The chayenas charged after us instantly. They’re one of the more stupid crossbreeds: from cheetah to hyena by way of water buffalo and rhinoceros and probably a couple others you can’t tell by looking. They were smashed together in the days of colonial glory by some idiots setting up an enclave in Kenya who wanted more of a hunting challenge. An independent alchemist who lived with the local mundanes was annoyed. She took on some work from the enclavers so they’d let her come and go, and then she quietly enhanced the chayenas with the charming additional feature of a paralytic bite and let them all loose. That was the unpleasant and gory end for the enclave, but the chayenas survived, and now are sometimes bred deliberately as the equivalent of guard dogs. They’re arguably not mals; if you raise one properly, it won’t kill you for your mana even if it’s hungry. Mostly they don’t get raised properly, since the goal is in fact for them to kill intruders for their mana. Mum always gets wound up about their mistreatment.
At the moment, I felt something other than sympathetic. I’m in fair condition when I haven’t recently had a gut wound, but I haven’t spent the last six months doing wind sprints in the gym. I was at the end of our group. With the power-sharer on my wrist, I had the mana available to kill a whole continent’s worth of chayenas, much less three mangy half-starved ones, but if I turned to cast at them, I’d end up separated and surrounded, and even if I managed to fight my way over to everyone else, I’d blow enormous amounts of our shared mana, which we needed for the repair work.
But the first chayena was already clawing at my personal shield, and if I waited any longer, one of them was going to get its teeth through it. I had chosen my place to turn, just past a scrap heap of marble and bones, and then Ellen tripped over a broken tile on the floor and went down not two steps ahead of me. Momentum carried me past her, and I didn’t turn back: there wasn’t any point. Her scream had already cut off into a dying gargle, and I knew better than to make it real by looking around.

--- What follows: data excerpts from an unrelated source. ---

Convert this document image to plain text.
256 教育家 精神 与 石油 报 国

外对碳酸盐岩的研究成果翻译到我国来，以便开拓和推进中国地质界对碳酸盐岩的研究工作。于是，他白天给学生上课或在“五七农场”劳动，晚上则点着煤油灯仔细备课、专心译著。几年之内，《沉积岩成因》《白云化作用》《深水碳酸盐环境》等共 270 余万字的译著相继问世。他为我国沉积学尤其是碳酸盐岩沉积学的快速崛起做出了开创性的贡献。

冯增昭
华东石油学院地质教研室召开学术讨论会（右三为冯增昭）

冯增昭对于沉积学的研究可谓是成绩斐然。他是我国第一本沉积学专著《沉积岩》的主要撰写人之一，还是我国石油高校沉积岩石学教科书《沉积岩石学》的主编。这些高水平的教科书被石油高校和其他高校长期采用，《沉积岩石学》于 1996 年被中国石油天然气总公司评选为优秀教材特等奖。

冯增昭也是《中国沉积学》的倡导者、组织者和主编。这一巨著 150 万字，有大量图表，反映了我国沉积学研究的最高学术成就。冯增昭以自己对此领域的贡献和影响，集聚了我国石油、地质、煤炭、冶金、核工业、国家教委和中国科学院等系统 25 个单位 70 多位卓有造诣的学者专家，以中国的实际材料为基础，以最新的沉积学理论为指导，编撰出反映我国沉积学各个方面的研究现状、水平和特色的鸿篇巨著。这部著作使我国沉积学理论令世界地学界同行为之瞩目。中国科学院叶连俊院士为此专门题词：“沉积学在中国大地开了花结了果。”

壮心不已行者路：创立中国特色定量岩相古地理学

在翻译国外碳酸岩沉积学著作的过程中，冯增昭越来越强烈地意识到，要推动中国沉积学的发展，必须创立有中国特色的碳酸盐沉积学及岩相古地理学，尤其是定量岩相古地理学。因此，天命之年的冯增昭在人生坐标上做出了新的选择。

As long as I didn’t look, she didn’t have to be dead, and I didn’t have to have feelings about Ellen, beaming at me two days ago while she told me we were going to make it. I couldn’t afford feelings right now.
I made it to the machinery and fell into line next to David. The crowd of mals packed up against the walls was turning towards us like some enormous singular blob of a creature, humping itself around and flowing over the ground. The ones that had been at the back were racing for us as fast as they could go, trying to take advantage of their unexpected lead, while the ones that had been up at the front were trying to take it back. Clarita had already started casting. I called out my lines in turn, and we put the shield wall up, even as the repair team yanked off the polished brass that covered the machinery: all according to plan.